Con la caduta di Mubarak e la Dichiarazione costituzionale del febbraio 2011, il Supremo Consiglio delle Forze Armate ha avuto gioco facile nell’imporre procedure elettorali precipitose. Quando poi l’escalation delle violenze è diventata ingestibile, gli ufficiali hanno emesso decreti e dichiarazioni usando la stessa retorica nazionalista per giustificare la loro presa del potere e fermare ogni compimento delle volontà rivoluzionarie. «Coerenza interna», «dovere storico», «solidarietà», «cooperazione», «dalla parte del popolo»: sono le parole più frequentemente usate in queste dichiarazioni per innescare un senso di appartenenza nazionalistica e rappresentare l’esercito come difensore di unità e stabilità. Come se non bastasse, le alte uniformi hanno rilanciato la loro immagine attraverso programmi televisivi di propaganda e grandi poster. Una delle immagini più significative, presente nelle strade principali, caserme e luoghi pubblici, rappresenta un soldato con in braccio un bambino, come simbolo di unità tra esercito e popolo.

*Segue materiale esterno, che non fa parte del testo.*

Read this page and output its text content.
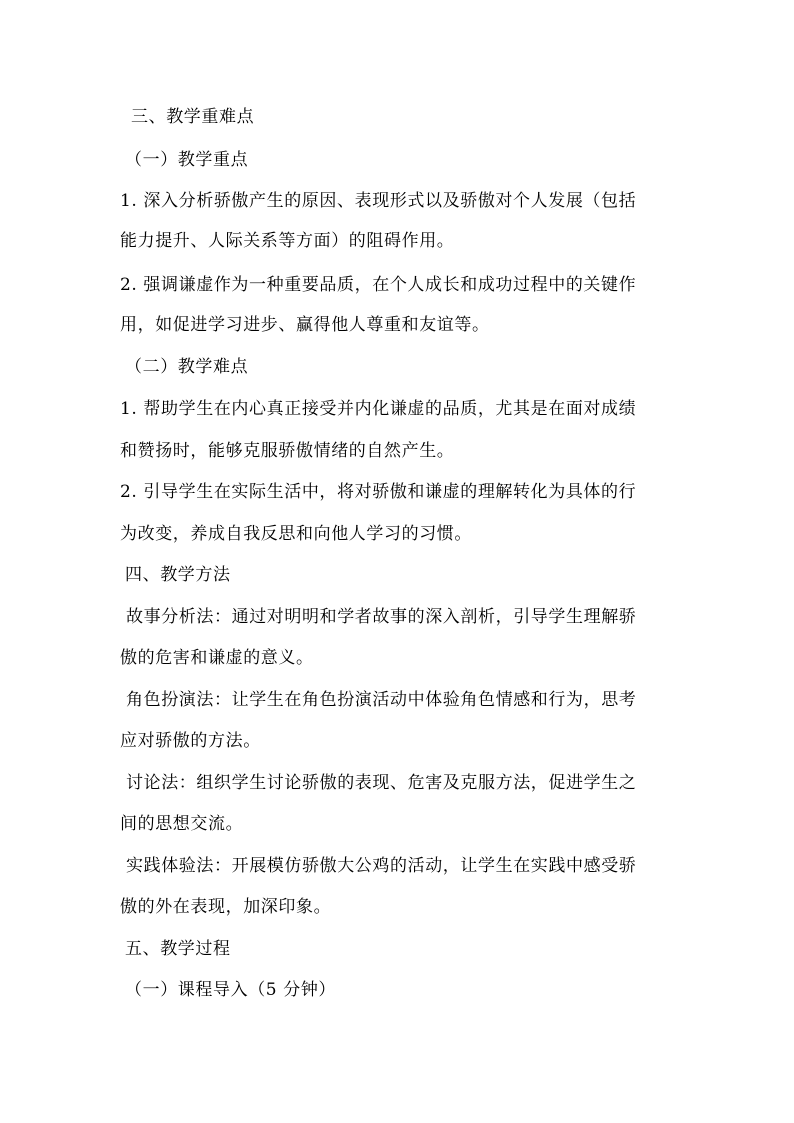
三、教学重难点
（一）教学重点
1. 深入分析骄傲产生的原因、表现形式以及骄傲对个人发展（包括
能力提升、人际关系等方面）的阻碍作用。
2. 强调谦虚作为一种重要品质，在个人成长和成功过程中的关键作
用，如促进学习进步、赢得他人尊重和友谊等。
（二）教学难点
1. 帮助学生在内心真正接受并内化谦虚的品质，尤其是在面对成绩
和赞扬时，能够克服骄傲情绪的自然产生。
2. 引导学生在实际生活中，将对骄傲和谦虚的理解转化为具体的行
为改变，养成自我反思和向他人学习的习惯。
四、教学方法
故事分析法：通过对明明和学者故事的深入剖析，引导学生理解骄
傲的危害和谦虚的意义。
角色扮演法：让学生在角色扮演活动中体验角色情感和行为，思考
应对骄傲的方法。
讨论法：组织学生讨论骄傲的表现、危害及克服方法，促进学生之
间的思想交流。
实践体验法：开展模仿骄傲大公鸡的活动，让学生在实践中感受骄
傲的外在表现，加深印象。
五、教学过程
（一）课程导入（5 分钟）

Infine, la Fratellanza, che in queste ore potrebbe essere abbandonata al suo destino con la richiesta di dimissioni di Morsi, è stata usata come delegato temporaneo dell’esercito e movimento anti-rivoluzionario. Dopo le proteste del 2011, i Fratelli musulmani hanno monopolizzato e alterato le richieste dei movimenti e ottenuto una certa autorità. L’esercito ha adottato quindi la Fratellanza per ripristinare un’immaginaria distinzione tra élite politica e militare, per compiere i propri interessi anti-rivoluzionari e in difesa delle conquiste corporative post-coloniali. Ora però sono diventati una forza scomoda.